Government ‘should put stop to RDA plans’
Author: Public Servant |
The government’s should halt its plans for regional development agencies (RDAs) and slim down their responsibilities because there is “little or no evidence” that they are effective. Also, the transfer of strategic planning powers to regional assemblies should be reversed.
These are conclusions from ‘The Future for Regional Governance’, a new research note from Localis, which also said that the current sub-national economic development and regeneration review (SNR) doesn’t go far enough to devolve power from the regional tier to local authorities (LAs).
Localis said that the drive towards RDA control of housing and planning should be stopped and strategic planning powers should be returned to elected upper tier authorities. Under government proposals, RDA functions will only be delegated to LAs or sub-regions when the RDA has convinced itself that capacity exists but the burden of proof should be reversed, with a presumption in favour of devolution, the research note said. This would drastic scaling back or complete abolition of the RDAs. A similar approach should be taken in other areas (currently operating through national quangos or regional assemblies) in which local authorities or sub-regions might bid to draw down powers, such as skills, housing, transport and worklessness, Localis recommended.
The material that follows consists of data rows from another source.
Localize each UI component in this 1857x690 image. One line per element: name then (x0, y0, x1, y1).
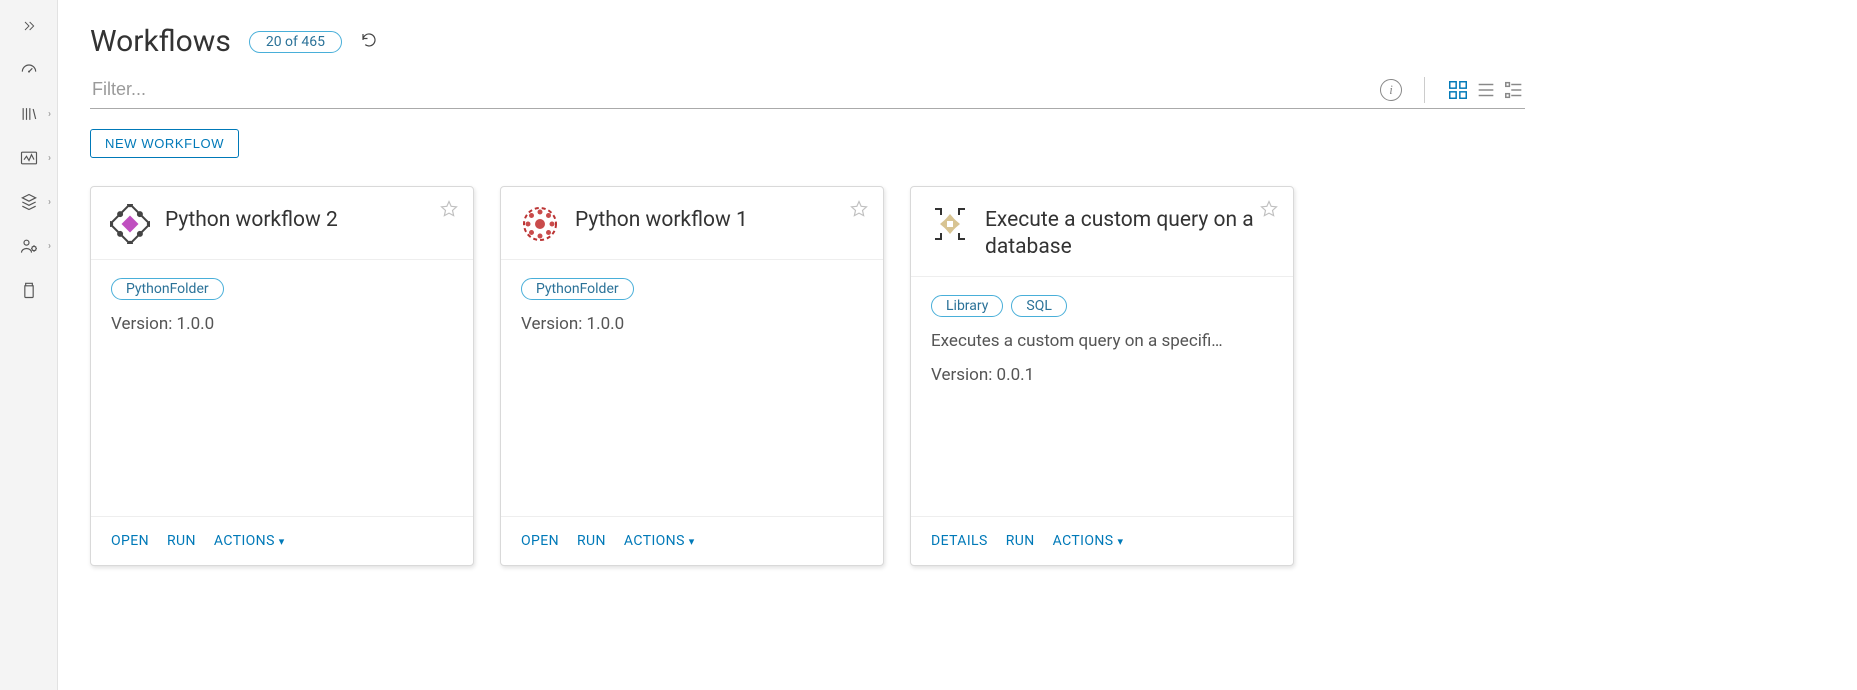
right-spacer (1557, 0, 1857, 690)
actions-menu-button[interactable]: ACTIONS ▾ (214, 533, 285, 549)
tag[interactable]: PythonFolder (521, 278, 634, 300)
gauge-icon (19, 60, 39, 80)
page-title: Workflows (90, 24, 231, 59)
chevron-right-icon: › (48, 109, 51, 120)
card-version: Version: 1.0.0 (111, 314, 453, 334)
chevron-right-icon: › (48, 197, 51, 208)
refresh-button[interactable] (360, 31, 378, 53)
workflow-card: Python workflow 1 PythonFolder Version: … (500, 186, 884, 566)
info-icon[interactable]: i (1380, 79, 1402, 101)
user-settings-icon (19, 236, 39, 256)
chevron-down-icon: ▾ (1117, 535, 1123, 548)
actions-label: ACTIONS (1053, 533, 1114, 549)
card-grid: Python workflow 2 PythonFolder Version: … (90, 186, 1525, 566)
chevron-right-icon: › (48, 241, 51, 252)
list-icon (1475, 79, 1497, 101)
chevrons-right-icon (21, 18, 37, 34)
actions-label: ACTIONS (624, 533, 685, 549)
view-grid-button[interactable] (1447, 79, 1469, 101)
card-title: Python workflow 2 (165, 203, 358, 234)
main-content: Workflows 20 of 465 i NEW WORKFLOW (58, 0, 1557, 690)
filter-row: i (90, 75, 1525, 109)
filter-input[interactable] (90, 75, 1366, 104)
tree-icon (1503, 79, 1525, 101)
chevron-down-icon: ▾ (689, 535, 695, 548)
tag[interactable]: SQL (1011, 295, 1066, 317)
nav-activity[interactable]: › (0, 136, 57, 180)
favorite-button[interactable] (849, 199, 869, 223)
run-button[interactable]: RUN (1006, 533, 1035, 549)
card-description: Executes a custom query on a specifi… (931, 331, 1273, 351)
refresh-icon (360, 31, 378, 49)
tag[interactable]: Library (931, 295, 1003, 317)
card-footer: OPEN RUN ACTIONS ▾ (91, 516, 473, 565)
chevron-right-icon: › (48, 153, 51, 164)
card-body: PythonFolder Version: 1.0.0 (91, 260, 473, 516)
tag-list: PythonFolder (521, 278, 863, 300)
view-toggles (1447, 79, 1525, 101)
new-workflow-button[interactable]: NEW WORKFLOW (90, 129, 239, 158)
workflow-card: Python workflow 2 PythonFolder Version: … (90, 186, 474, 566)
run-button[interactable]: RUN (577, 533, 606, 549)
stack-icon (19, 192, 39, 212)
card-body: Library SQL Executes a custom query on a… (911, 277, 1293, 516)
separator (1424, 77, 1425, 103)
card-header: Execute a custom query on a database (911, 187, 1293, 277)
grid-icon (1447, 79, 1469, 101)
nav-admin[interactable]: › (0, 224, 57, 268)
jar-icon (19, 280, 39, 300)
sidebar: › › › › (0, 0, 58, 690)
tag-list: PythonFolder (111, 278, 453, 300)
actions-menu-button[interactable]: ACTIONS ▾ (1053, 533, 1124, 549)
tag-list: Library SQL (931, 295, 1273, 317)
open-button[interactable]: OPEN (111, 533, 149, 549)
view-list-button[interactable] (1475, 79, 1497, 101)
expand-sidebar-button[interactable] (0, 12, 57, 48)
chevron-down-icon: ▾ (279, 535, 285, 548)
card-title: Execute a custom query on a database (985, 203, 1275, 262)
card-footer: OPEN RUN ACTIONS ▾ (501, 516, 883, 565)
workflow-icon (929, 203, 971, 245)
card-header: Python workflow 1 (501, 187, 883, 260)
card-version: Version: 0.0.1 (931, 365, 1273, 385)
nav-dashboard[interactable] (0, 48, 57, 92)
card-version: Version: 1.0.0 (521, 314, 863, 334)
star-icon (439, 199, 459, 219)
run-button[interactable]: RUN (167, 533, 196, 549)
actions-label: ACTIONS (214, 533, 275, 549)
header-row: Workflows 20 of 465 (90, 24, 1525, 59)
favorite-button[interactable] (1259, 199, 1279, 223)
nav-inventory[interactable] (0, 268, 57, 312)
star-icon (849, 199, 869, 219)
card-title: Python workflow 1 (575, 203, 768, 234)
details-button[interactable]: DETAILS (931, 533, 988, 549)
workflow-icon (519, 203, 561, 245)
view-tree-button[interactable] (1503, 79, 1525, 101)
open-button[interactable]: OPEN (521, 533, 559, 549)
count-badge: 20 of 465 (249, 31, 342, 53)
nav-library[interactable]: › (0, 92, 57, 136)
card-header: Python workflow 2 (91, 187, 473, 260)
workflow-icon (109, 203, 151, 245)
tag[interactable]: PythonFolder (111, 278, 224, 300)
actions-menu-button[interactable]: ACTIONS ▾ (624, 533, 695, 549)
favorite-button[interactable] (439, 199, 459, 223)
activity-icon (19, 148, 39, 168)
card-footer: DETAILS RUN ACTIONS ▾ (911, 516, 1293, 565)
library-icon (19, 104, 39, 124)
star-icon (1259, 199, 1279, 219)
workflow-card: Execute a custom query on a database Lib… (910, 186, 1294, 566)
nav-assets[interactable]: › (0, 180, 57, 224)
card-body: PythonFolder Version: 1.0.0 (501, 260, 883, 516)
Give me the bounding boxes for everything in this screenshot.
There should also be more decentralisation, the research note urged, with the role of national agencies examined combined with serious consideration of returning several functions to LAs. This would enable better co-operation with LAs and sub-regions or multi-area agreements, which should stay as voluntary, bottom-up activities and “not be drawn into the bureaucratic embrace that has enveloped local area agreements”.
Regions are likely to have a “very limited” role, Localis said, although there could still be a part for government offices to play in the regions. Also, some economic functions that are best carried out a regional level could be the responsibility of the slimmed down RDAs which could also help in sharing best-practice between local authorities.